3. Configure `httpx.AsyncClient` with explicit limits in each provider.
**Patterns to follow:** Existing `ProviderConfig` dataclass pattern; existing `timeout` parameter pattern.
**Test scenarios:**
- Provider creates httpx client with configured limits
- Default limits applied when not configured
- Custom limits from config override defaults
- Connection reuse verified via mock
**Verification:** Existing provider tests pass; connection pool settings applied correctly.
---
### U6. Chat route pipeline optimization
**Goal:** Optimize the WebSocket chat handler to overlap I/O operations and reduce serial waits.
**Requirements:** R1, R2
**Dependencies:** U1, U4
**Files:**
- `src/agentkit/server/routes/chat.py` — parallelize session operations
- `tests/unit/test_chat_routes.py` — add pipeline optimization tests
**Approach:**
1. In `_handle_chat_message()`, parallelize:
- `sm.append_message()` (user message) and `sm.get_chat_messages()` — these can run concurrently since append_message now returns immediately (U4)

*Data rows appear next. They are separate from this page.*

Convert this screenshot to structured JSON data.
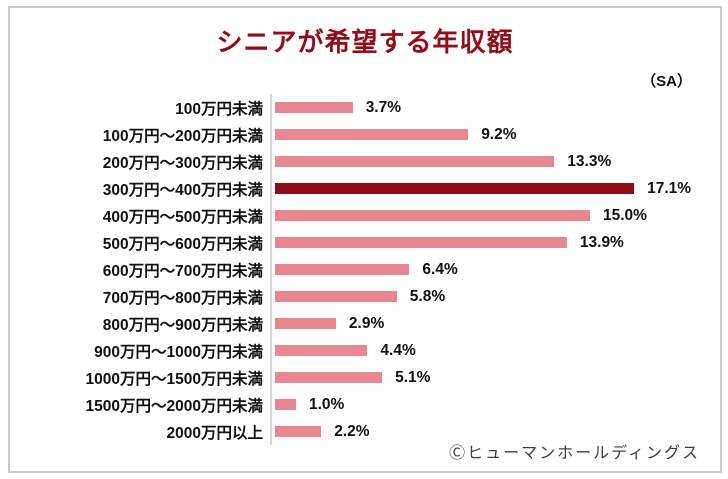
{
  "chart_data": {
    "type": "bar",
    "orientation": "horizontal",
    "title": "シニアが希望する年収額",
    "note": "（SA）",
    "categories": [
      "100万円未満",
      "100万円～200万円未満",
      "200万円～300万円未満",
      "300万円～400万円未満",
      "400万円～500万円未満",
      "500万円～600万円未満",
      "600万円～700万円未満",
      "700万円～800万円未満",
      "800万円～900万円未満",
      "900万円～1000万円未満",
      "1000万円～1500万円未満",
      "1500万円～2000万円未満",
      "2000万円以上"
    ],
    "values": [
      3.7,
      9.2,
      13.3,
      17.1,
      15.0,
      13.9,
      6.4,
      5.8,
      2.9,
      4.4,
      5.1,
      1.0,
      2.2
    ],
    "value_labels": [
      "3.7%",
      "9.2%",
      "13.3%",
      "17.1%",
      "15.0%",
      "13.9%",
      "6.4%",
      "5.8%",
      "2.9%",
      "4.4%",
      "5.1%",
      "1.0%",
      "2.2%"
    ],
    "unit": "%",
    "highlight_index": 3,
    "xlim": [
      0,
      17.1
    ],
    "grid": false,
    "legend": false,
    "colors": {
      "bar": "#e98791",
      "highlight_bar": "#8c0b15",
      "title": "#960b18",
      "axis_line": "#d6d6d6",
      "frame_border": "#c9c9c9",
      "text": "#111111"
    }
  },
  "footer": {
    "credit": "Ⓒヒューマンホールディングス"
  }
}
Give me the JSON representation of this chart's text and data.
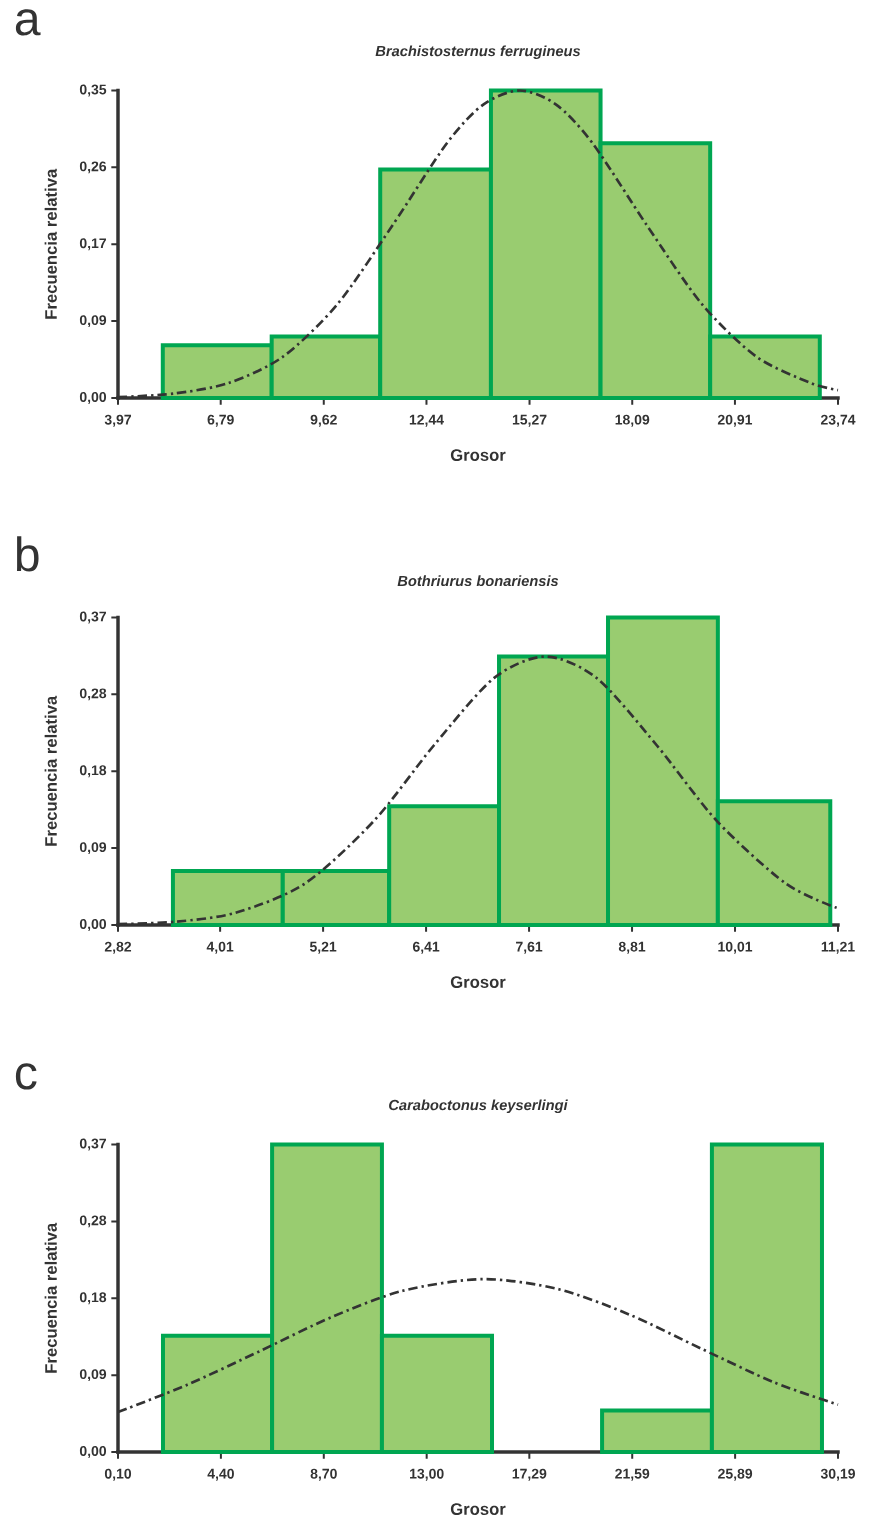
{
  "chart_data": [
    {
      "type": "histogram",
      "title": "Brachistosternus ferrugineus",
      "xlabel": "Grosor",
      "ylabel": "Frecuencia relativa",
      "annotations": [
        "a"
      ],
      "bins": [
        5.2,
        8.19,
        11.17,
        14.21,
        17.22,
        20.23,
        23.24
      ],
      "xlim": [
        3.97,
        23.74
      ],
      "xticks": [
        {
          "value": 3.97,
          "label": "3,97"
        },
        {
          "value": 6.79,
          "label": "6,79"
        },
        {
          "value": 9.62,
          "label": "9,62"
        },
        {
          "value": 12.44,
          "label": "12,44"
        },
        {
          "value": 15.27,
          "label": "15,27"
        },
        {
          "value": 18.09,
          "label": "18,09"
        },
        {
          "value": 20.91,
          "label": "20,91"
        },
        {
          "value": 23.74,
          "label": "23,74"
        }
      ],
      "ylim": [
        0,
        0.35
      ],
      "yticks": [
        {
          "value": 0,
          "label": "0,00"
        },
        {
          "value": 0.0875,
          "label": "0,09"
        },
        {
          "value": 0.175,
          "label": "0,17"
        },
        {
          "value": 0.2625,
          "label": "0,26"
        },
        {
          "value": 0.35,
          "label": "0,35"
        }
      ],
      "series": [
        {
          "color": "#99cc70",
          "values": [
            0.06,
            0.07,
            0.26,
            0.35,
            0.29,
            0.07
          ]
        },
        {
          "type": "line",
          "color": "#333333",
          "line_style": "dashed",
          "x": [
            3.97,
            5.5,
            7,
            8.5,
            10,
            11.5,
            13,
            14,
            15,
            16,
            17,
            18.5,
            20,
            21.5,
            23,
            23.74
          ],
          "values": [
            0.001,
            0.005,
            0.017,
            0.047,
            0.107,
            0.196,
            0.29,
            0.334,
            0.35,
            0.334,
            0.29,
            0.196,
            0.107,
            0.047,
            0.017,
            0.009
          ]
        }
      ]
    },
    {
      "type": "histogram",
      "title": "Bothriurus bonariensis",
      "xlabel": "Grosor",
      "ylabel": "Frecuencia relativa",
      "annotations": [
        "b"
      ],
      "bins": [
        3.46,
        4.74,
        5.98,
        7.26,
        8.53,
        9.81,
        11.12
      ],
      "xlim": [
        2.82,
        11.21
      ],
      "xticks": [
        {
          "value": 2.82,
          "label": "2,82"
        },
        {
          "value": 4.01,
          "label": "4,01"
        },
        {
          "value": 5.21,
          "label": "5,21"
        },
        {
          "value": 6.41,
          "label": "6,41"
        },
        {
          "value": 7.61,
          "label": "7,61"
        },
        {
          "value": 8.81,
          "label": "8,81"
        },
        {
          "value": 10.01,
          "label": "10,01"
        },
        {
          "value": 11.21,
          "label": "11,21"
        }
      ],
      "ylim": [
        0,
        0.37
      ],
      "yticks": [
        {
          "value": 0,
          "label": "0,00"
        },
        {
          "value": 0.0925,
          "label": "0,09"
        },
        {
          "value": 0.185,
          "label": "0,18"
        },
        {
          "value": 0.2775,
          "label": "0,28"
        },
        {
          "value": 0.37,
          "label": "0,37"
        }
      ],
      "series": [
        {
          "color": "#99cc70",
          "values": [
            0.065,
            0.065,
            0.143,
            0.323,
            0.37,
            0.149
          ]
        },
        {
          "type": "line",
          "color": "#333333",
          "line_style": "dashed",
          "x": [
            2.82,
            3.5,
            4.2,
            5,
            5.8,
            6.5,
            7.2,
            7.8,
            8.4,
            9.1,
            9.8,
            10.6,
            11.21
          ],
          "values": [
            0.001,
            0.004,
            0.015,
            0.05,
            0.125,
            0.216,
            0.297,
            0.323,
            0.297,
            0.216,
            0.125,
            0.05,
            0.02
          ]
        }
      ]
    },
    {
      "type": "histogram",
      "title": "Caraboctonus keyserlingi",
      "xlabel": "Grosor",
      "ylabel": "Frecuencia relativa",
      "annotations": [
        "c"
      ],
      "bins": [
        1.98,
        6.54,
        11.13,
        15.73,
        20.33,
        24.92,
        29.52
      ],
      "xlim": [
        0.1,
        30.19
      ],
      "xticks": [
        {
          "value": 0.1,
          "label": "0,10"
        },
        {
          "value": 4.4,
          "label": "4,40"
        },
        {
          "value": 8.7,
          "label": "8,70"
        },
        {
          "value": 13.0,
          "label": "13,00"
        },
        {
          "value": 17.29,
          "label": "17,29"
        },
        {
          "value": 21.59,
          "label": "21,59"
        },
        {
          "value": 25.89,
          "label": "25,89"
        },
        {
          "value": 30.19,
          "label": "30,19"
        }
      ],
      "ylim": [
        0,
        0.37
      ],
      "yticks": [
        {
          "value": 0,
          "label": "0,00"
        },
        {
          "value": 0.0925,
          "label": "0,09"
        },
        {
          "value": 0.185,
          "label": "0,18"
        },
        {
          "value": 0.2775,
          "label": "0,28"
        },
        {
          "value": 0.37,
          "label": "0,37"
        }
      ],
      "series": [
        {
          "color": "#99cc70",
          "values": [
            0.14,
            0.37,
            0.14,
            0,
            0.05,
            0.37
          ]
        },
        {
          "type": "line",
          "color": "#333333",
          "line_style": "dashed",
          "x": [
            0.1,
            3,
            6,
            9,
            12,
            15.35,
            18.5,
            21.5,
            24.5,
            27.5,
            30.19
          ],
          "values": [
            0.048,
            0.081,
            0.121,
            0.162,
            0.194,
            0.208,
            0.196,
            0.165,
            0.124,
            0.084,
            0.057
          ]
        }
      ]
    }
  ]
}
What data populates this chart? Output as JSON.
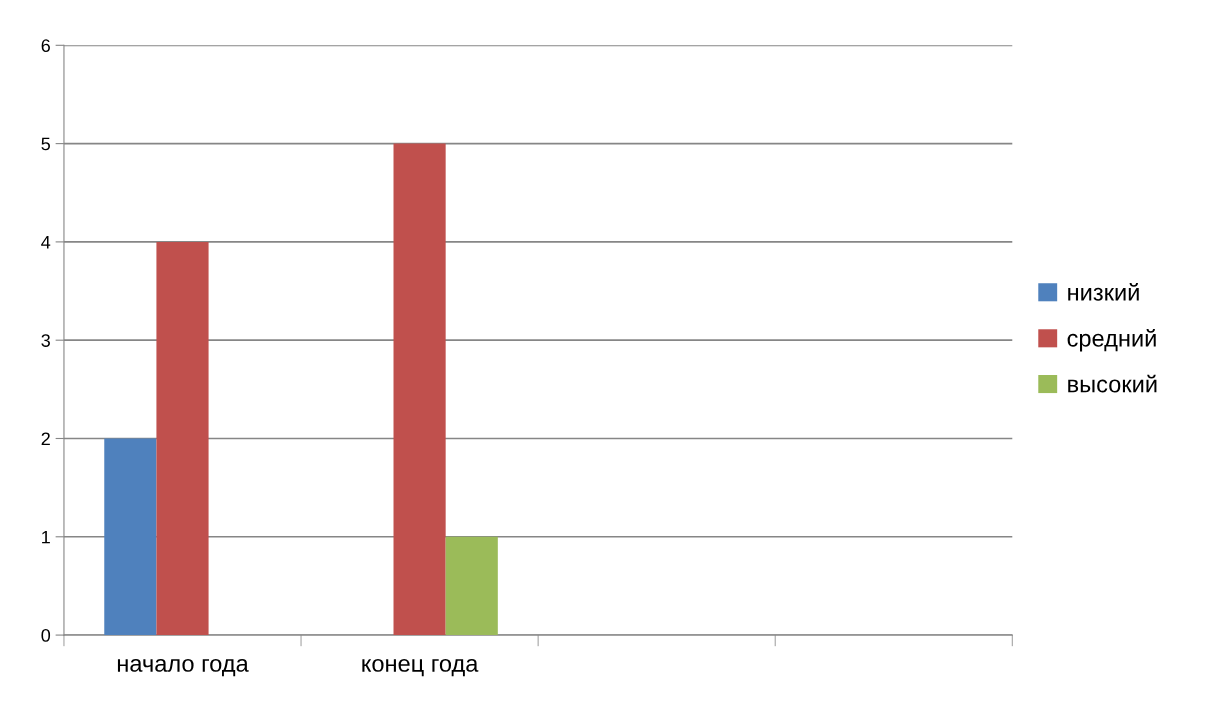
{
  "chart_data": {
    "type": "bar",
    "categories": [
      "начало года",
      "конец года",
      null,
      null
    ],
    "series": [
      {
        "name": "низкий",
        "color": "#4f81bd",
        "values": [
          2,
          0,
          null,
          null
        ]
      },
      {
        "name": "средний",
        "color": "#c0504d",
        "values": [
          4,
          5,
          null,
          null
        ]
      },
      {
        "name": "высокий",
        "color": "#9bbb59",
        "values": [
          0,
          1,
          null,
          null
        ]
      }
    ],
    "ylim": [
      0,
      6
    ],
    "yticks": [
      0,
      1,
      2,
      3,
      4,
      5,
      6
    ],
    "grid": "y",
    "legend": "right"
  }
}
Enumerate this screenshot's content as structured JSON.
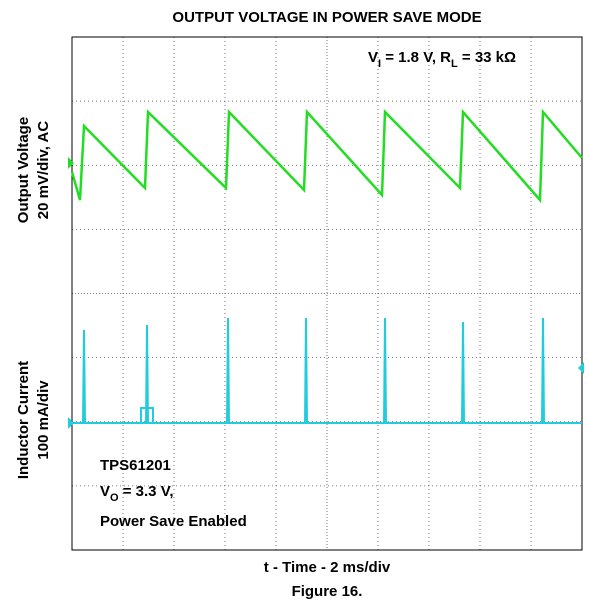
{
  "chart_data": {
    "type": "line",
    "title": "OUTPUT VOLTAGE IN POWER SAVE MODE",
    "xlabel": "t - Time - 2 ms/div",
    "ylabel_top": [
      "Output Voltage",
      "20 mV/div, AC"
    ],
    "ylabel_bottom": [
      "Inductor Current",
      "100 mA/div"
    ],
    "caption": "Figure 16.",
    "conditions": [
      "V",
      "I",
      " = 1.8 V, R",
      "L",
      " = 33 kΩ"
    ],
    "device": "TPS61201",
    "output": [
      "V",
      "O",
      " = 3.3 V,"
    ],
    "mode": "Power Save Enabled"
  }
}
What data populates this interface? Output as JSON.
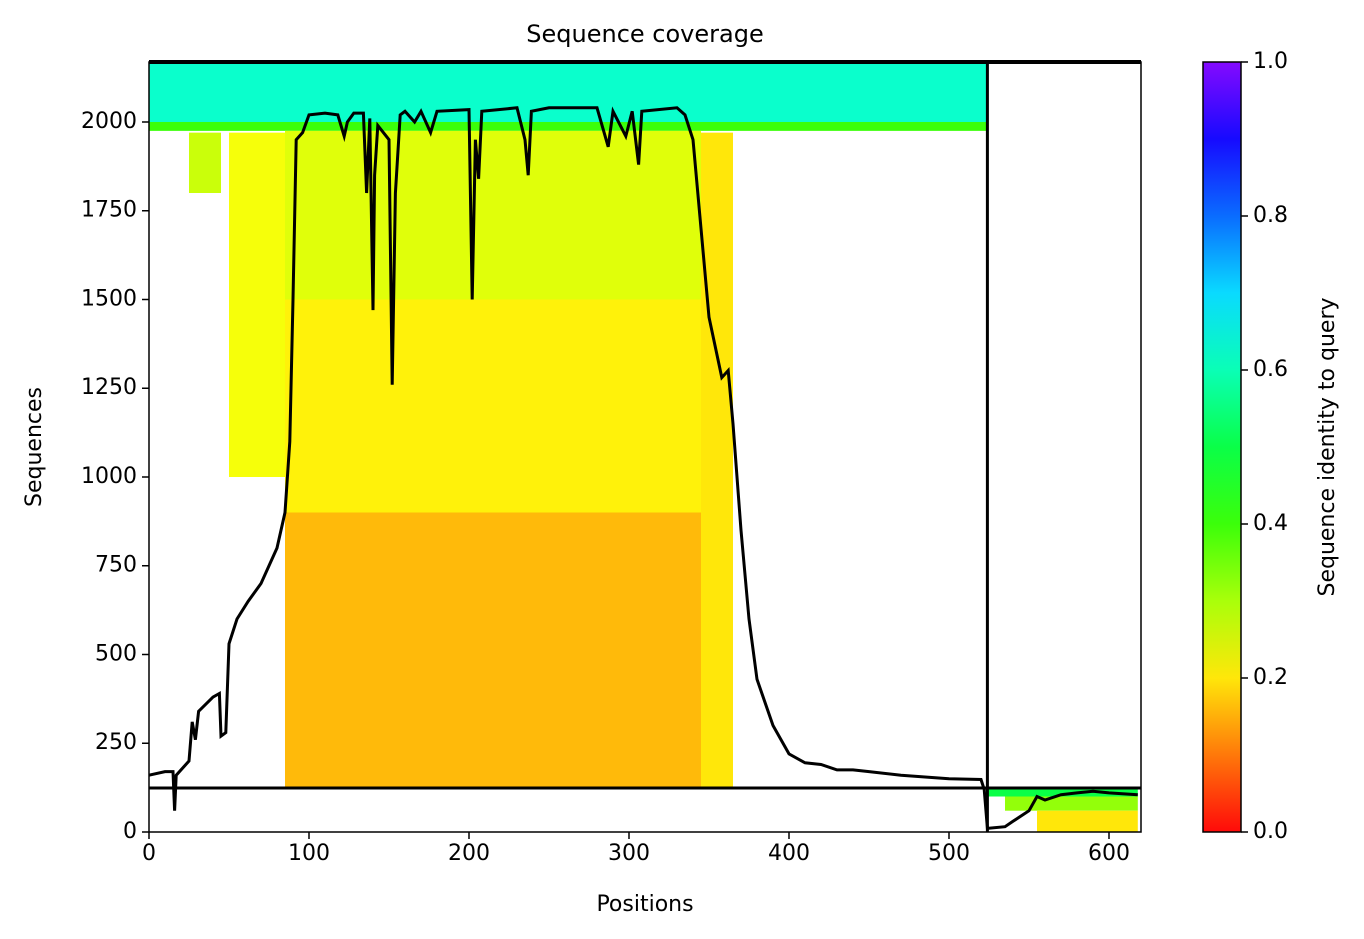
{
  "chart_data": {
    "type": "coverage",
    "title": "Sequence coverage",
    "x_label": "Positions",
    "y_label": "Sequences",
    "colorbar_label": "Sequence identity to query",
    "colormap": "rainbow",
    "xlim": [
      0,
      620
    ],
    "ylim": [
      0,
      2169
    ],
    "xticks": [
      0,
      100,
      200,
      300,
      400,
      500,
      600
    ],
    "yticks": [
      0,
      250,
      500,
      750,
      1000,
      1250,
      1500,
      1750,
      2000
    ],
    "clim": [
      0,
      1
    ],
    "cticks": [
      {
        "value": 0,
        "label": "0.0"
      },
      0.2,
      0.4,
      0.6,
      0.8,
      {
        "value": 1,
        "label": "1.0"
      }
    ],
    "blocks": [
      {
        "x": [
          0,
          524
        ],
        "y": [
          2000,
          2169
        ],
        "identity": 0.62
      },
      {
        "x": [
          0,
          524
        ],
        "y": [
          1975,
          2000
        ],
        "identity": 0.4
      },
      {
        "x": [
          25,
          45
        ],
        "y": [
          1800,
          1970
        ],
        "identity": 0.27
      },
      {
        "x": [
          50,
          85
        ],
        "y": [
          1000,
          1970
        ],
        "identity": 0.23
      },
      {
        "x": [
          85,
          345
        ],
        "y": [
          1500,
          1975
        ],
        "identity": 0.25
      },
      {
        "x": [
          85,
          345
        ],
        "y": [
          900,
          1500
        ],
        "identity": 0.21
      },
      {
        "x": [
          85,
          345
        ],
        "y": [
          124,
          900
        ],
        "identity": 0.16
      },
      {
        "x": [
          345,
          365
        ],
        "y": [
          124,
          1970
        ],
        "identity": 0.2
      },
      {
        "x": [
          524,
          618
        ],
        "y": [
          100,
          124
        ],
        "identity": 0.5
      },
      {
        "x": [
          535,
          618
        ],
        "y": [
          60,
          100
        ],
        "identity": 0.32
      },
      {
        "x": [
          555,
          618
        ],
        "y": [
          0,
          60
        ],
        "identity": 0.2
      }
    ],
    "separators": {
      "x": [
        524
      ],
      "y": [
        124
      ]
    },
    "line": {
      "color": "#000000",
      "x": [
        0,
        10,
        15,
        16,
        17,
        25,
        27,
        29,
        31,
        40,
        44,
        45,
        48,
        50,
        55,
        62,
        70,
        75,
        80,
        85,
        88,
        90,
        92,
        96,
        100,
        110,
        118,
        122,
        124,
        128,
        134,
        136,
        138,
        140,
        141,
        143,
        150,
        152,
        154,
        157,
        160,
        166,
        170,
        176,
        180,
        200,
        202,
        204,
        206,
        208,
        230,
        235,
        237,
        239,
        250,
        280,
        287,
        290,
        298,
        302,
        306,
        308,
        330,
        335,
        340,
        345,
        350,
        358,
        362,
        365,
        370,
        375,
        380,
        390,
        400,
        410,
        420,
        430,
        440,
        450,
        470,
        500,
        520,
        522,
        524,
        535,
        540,
        550,
        555,
        560,
        570,
        580,
        590,
        600,
        618
      ],
      "values": [
        160,
        170,
        170,
        60,
        160,
        200,
        310,
        260,
        340,
        380,
        390,
        270,
        280,
        530,
        600,
        650,
        700,
        750,
        800,
        900,
        1100,
        1500,
        1950,
        1970,
        2020,
        2025,
        2020,
        1960,
        2000,
        2025,
        2025,
        1800,
        2010,
        1470,
        1850,
        1990,
        1950,
        1260,
        1800,
        2020,
        2030,
        2000,
        2030,
        1970,
        2030,
        2035,
        1500,
        1950,
        1840,
        2030,
        2040,
        1950,
        1850,
        2030,
        2040,
        2040,
        1930,
        2030,
        1960,
        2030,
        1880,
        2030,
        2040,
        2020,
        1950,
        1700,
        1450,
        1280,
        1300,
        1150,
        850,
        600,
        430,
        300,
        220,
        195,
        190,
        175,
        175,
        170,
        160,
        150,
        148,
        120,
        10,
        15,
        30,
        60,
        100,
        90,
        105,
        110,
        115,
        110,
        105
      ]
    }
  }
}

2. Move assistant message `append_message()` to fire-and-forget after streaming completes (already non-blocking with U4).
3. Reuse `ReActEngine` instance per session instead of creating new one per message.
**Patterns to follow:** Existing `asyncio.gather` pattern in orchestrator.
**Test scenarios:**
- User message append and chat messages retrieval run concurrently
- Assistant message persisted after streaming completes
- ReActEngine reuse across messages in same session
- Error during parallel operations handled gracefully
**Verification:** Existing chat route tests pass; manual test shows reduced latency.
---
## Risks & Mitigations
| Risk | Likelihood | Impact | Mitigation |
|------|-----------|--------|------------|
| Heuristic classifier misroutes requests | Medium | Medium — wrong skill or wrong execution mode | Config flag to revert to LLM; monitor routing accuracy via telemetry |
| Parallel tool execution breaks implicit dependencies | Low | High — incorrect results | Config flag to disable; LLM rarely returns dependent calls in single response |
| Async session writes lose messages on crash | Low | Medium — missing conversation history | WAL buffer + flush on shutdown; acceptable trade-off for speed |
| Merged LLM call prompt confuses the model | Low | Low — falls back to separate calls | Fallback to separate calls on parse failure |
## System-Wide Impact
- **Routing layer:** CostAwareRouter and IntentRouter behavior changes when heuristic mode is active; existing LLM-based routing preserved as fallback
- **ReAct engine:** Tool execution changes from serial to parallel; conversation history ordering preserved
- **Session management:** Write operations become asynchronous; read operations check WAL buffer
- **Configuration:** New `router` and `react` config sections in `agentkit.yaml`
- **Telemetry:** Existing OpenTelemetry spans continue to work; new spans for heuristic classification
## Open Questions
- What is the actual routing accuracy of the current LLM-based classifier? Need baseline measurement before comparing heuristic accuracy.
- Should the heuristic classifier be extensible (plugin pattern) or hardcoded? Starting with hardcoded for simplicity, can extend later.